The following attributes will be expressed using a uniform set of integer measurement units: page@width, page@height, bounding box attributes @l, @r, @t, @b (wherever occurring), @fs (font size) (wherever ocurring), para@li, para@ri
New required attribute page@meter=“n” where n is the number of measurement units contained in 1 meter.
Question: Why specified for each page instead of for entire document?
Answer: Allows us to easily splice together pages from different sources (e.g., if we get a doc where some pages, possibly containing the sf298 form, are textPDF while the remaining pages came from OCR
Example: Omnipage output uses measurement units of 1/300 in, so a page from Omnipage OCR would be marked as <page meter=“11811” …>
A common calculation will be converting from measurement units to pts when describing fonts, which would be computed as @fs * 2835 / (page@meter). That is, if @fs is in “measurement units”, 2835 = the number of pts in a meter, and the new attribute page@meter is in measurement units/meter
New optional attribute page@source=“string” where the string names the primary processor used to produce that page from
PDF. Likely values would be “Omnipage”, “Abbyy”, “textPDF”
The bounding box attributes @l, @r, @t, @b should be required on wd, not optional.
Rename the region atttributes @left, @top, @right, @bottom, as @l, @t, @r, @b for consistency with other elements.
Add new element <phrase> that can be used in the same context as <wd> with the exact same attributes. The difference between them is semantic:
a “wd” denotes a unit of text that is bounded on each side by whitespace or by the edge of the bounding box of its container.
A “phrase” may or may not be so separated. A “wd” should normally not contain internal whitespace. A “phrase” may.
Allow regions to contain other regions (as well as paragraphs, tables, etc).
Add an optional attribute @base=“yvalue” to wd, phrase, & line. When present, indicates the y-value of the baseline on which the text was written.

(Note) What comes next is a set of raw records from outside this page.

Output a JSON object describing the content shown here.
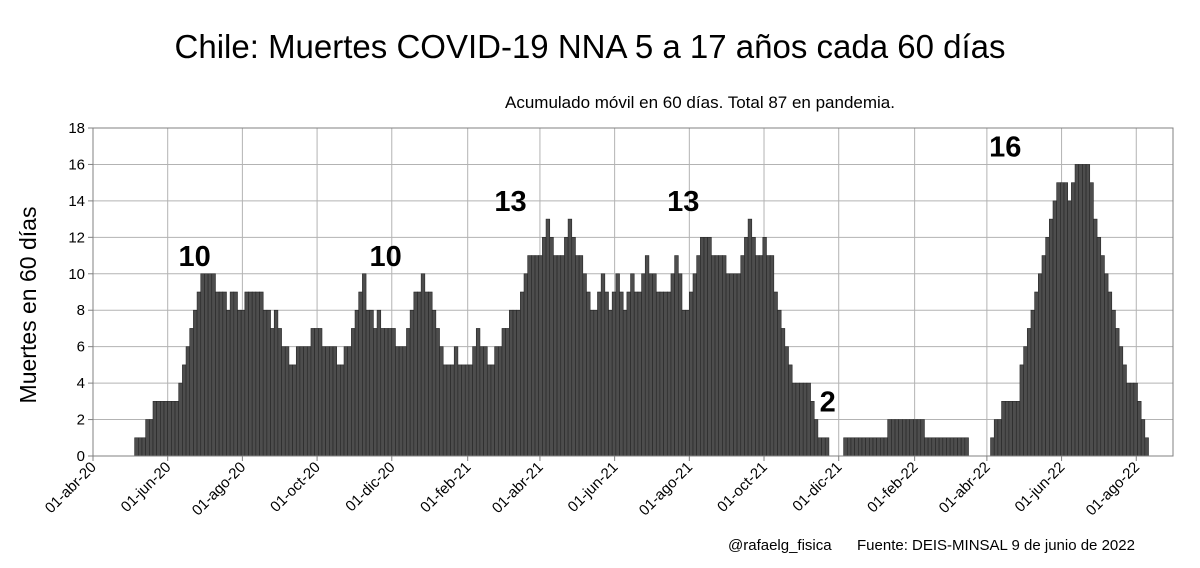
{
  "chart_data": {
    "type": "bar",
    "title": "Chile: Muertes COVID-19 NNA 5 a 17 años cada 60 días",
    "subtitle": "Acumulado móvil en 60 días. Total 87 en pandemia.",
    "ylabel": "Muertes en 60 días",
    "xlabel": "",
    "ylim": [
      0,
      18
    ],
    "ytick_step": 2,
    "x_start_label": "01-abr-20",
    "x_end_label": "31-ago-22",
    "tick_labels": [
      "01-abr-20",
      "01-jun-20",
      "01-ago-20",
      "01-oct-20",
      "01-dic-20",
      "01-feb-21",
      "01-abr-21",
      "01-jun-21",
      "01-ago-21",
      "01-oct-21",
      "01-dic-21",
      "01-feb-22",
      "01-abr-22",
      "01-jun-22",
      "01-ago-22"
    ],
    "series": [
      {
        "name": "Muertes en 60 días (acumulado móvil)",
        "start_date": "2020-05-05",
        "step_days": 3,
        "values": [
          1,
          1,
          1,
          2,
          2,
          3,
          3,
          3,
          3,
          3,
          3,
          3,
          4,
          5,
          6,
          7,
          8,
          9,
          10,
          10,
          10,
          10,
          9,
          9,
          9,
          8,
          9,
          9,
          8,
          8,
          9,
          9,
          9,
          9,
          9,
          8,
          8,
          7,
          8,
          7,
          6,
          6,
          5,
          5,
          6,
          6,
          6,
          6,
          7,
          7,
          7,
          6,
          6,
          6,
          6,
          5,
          5,
          6,
          6,
          7,
          8,
          9,
          10,
          8,
          8,
          7,
          8,
          7,
          7,
          7,
          7,
          6,
          6,
          6,
          7,
          8,
          9,
          9,
          10,
          9,
          9,
          8,
          7,
          6,
          5,
          5,
          5,
          6,
          5,
          5,
          5,
          5,
          6,
          7,
          6,
          6,
          5,
          5,
          6,
          6,
          7,
          7,
          8,
          8,
          8,
          9,
          10,
          11,
          11,
          11,
          11,
          12,
          13,
          12,
          11,
          11,
          11,
          12,
          13,
          12,
          11,
          11,
          10,
          9,
          8,
          8,
          9,
          10,
          9,
          8,
          9,
          10,
          9,
          8,
          9,
          10,
          9,
          9,
          10,
          11,
          10,
          10,
          9,
          9,
          9,
          9,
          10,
          11,
          10,
          8,
          8,
          9,
          10,
          11,
          12,
          12,
          12,
          11,
          11,
          11,
          11,
          10,
          10,
          10,
          10,
          11,
          12,
          13,
          12,
          11,
          11,
          12,
          11,
          11,
          9,
          8,
          7,
          6,
          5,
          4,
          4,
          4,
          4,
          4,
          3,
          2,
          1,
          1,
          1,
          0,
          0,
          0,
          0,
          1,
          1,
          1,
          1,
          1,
          1,
          1,
          1,
          1,
          1,
          1,
          1,
          2,
          2,
          2,
          2,
          2,
          2,
          2,
          2,
          2,
          2,
          1,
          1,
          1,
          1,
          1,
          1,
          1,
          1,
          1,
          1,
          1,
          1,
          0,
          0,
          0,
          0,
          0,
          0,
          1,
          2,
          2,
          3,
          3,
          3,
          3,
          3,
          5,
          6,
          7,
          8,
          9,
          10,
          11,
          12,
          13,
          14,
          15,
          15,
          15,
          14,
          15,
          16,
          16,
          16,
          16,
          15,
          13,
          12,
          11,
          10,
          9,
          8,
          7,
          6,
          5,
          4,
          4,
          4,
          3,
          2,
          1
        ]
      }
    ],
    "peak_labels": [
      {
        "date": "2020-06-23",
        "value": 10,
        "text": "10"
      },
      {
        "date": "2020-11-26",
        "value": 10,
        "text": "10"
      },
      {
        "date": "2021-03-08",
        "value": 13,
        "text": "13"
      },
      {
        "date": "2021-07-27",
        "value": 13,
        "text": "13"
      },
      {
        "date": "2021-11-22",
        "value": 2,
        "text": "2"
      },
      {
        "date": "2022-04-16",
        "value": 16,
        "text": "16"
      }
    ]
  },
  "footer": {
    "credit": "@rafaelg_fisica",
    "source": "Fuente: DEIS-MINSAL  9 de junio de 2022"
  },
  "colors": {
    "bar_fill": "#4d4d4d",
    "bar_stroke": "#262626",
    "grid": "#b3b3b3",
    "axis": "#808080"
  }
}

Certain attributes are considered inherited. If the attribute is legal in some element E and in one or more of its descendents, the attribute may be supplied a value in E. Any descendents lacking an explicit value fo that attribute are treated as if they have the value given in E.
The use of <vert-white-space> elements is deprecated as these are easily derived from a comparison of the @t and @b values of adjacent components of the region.
Elements within a region/para/line/table/ are sorted geometrically in a fashion intended to approximate the “natural” reading order. Note that the use of nested regions can be used to “force” an ordering over complicated columns and rows.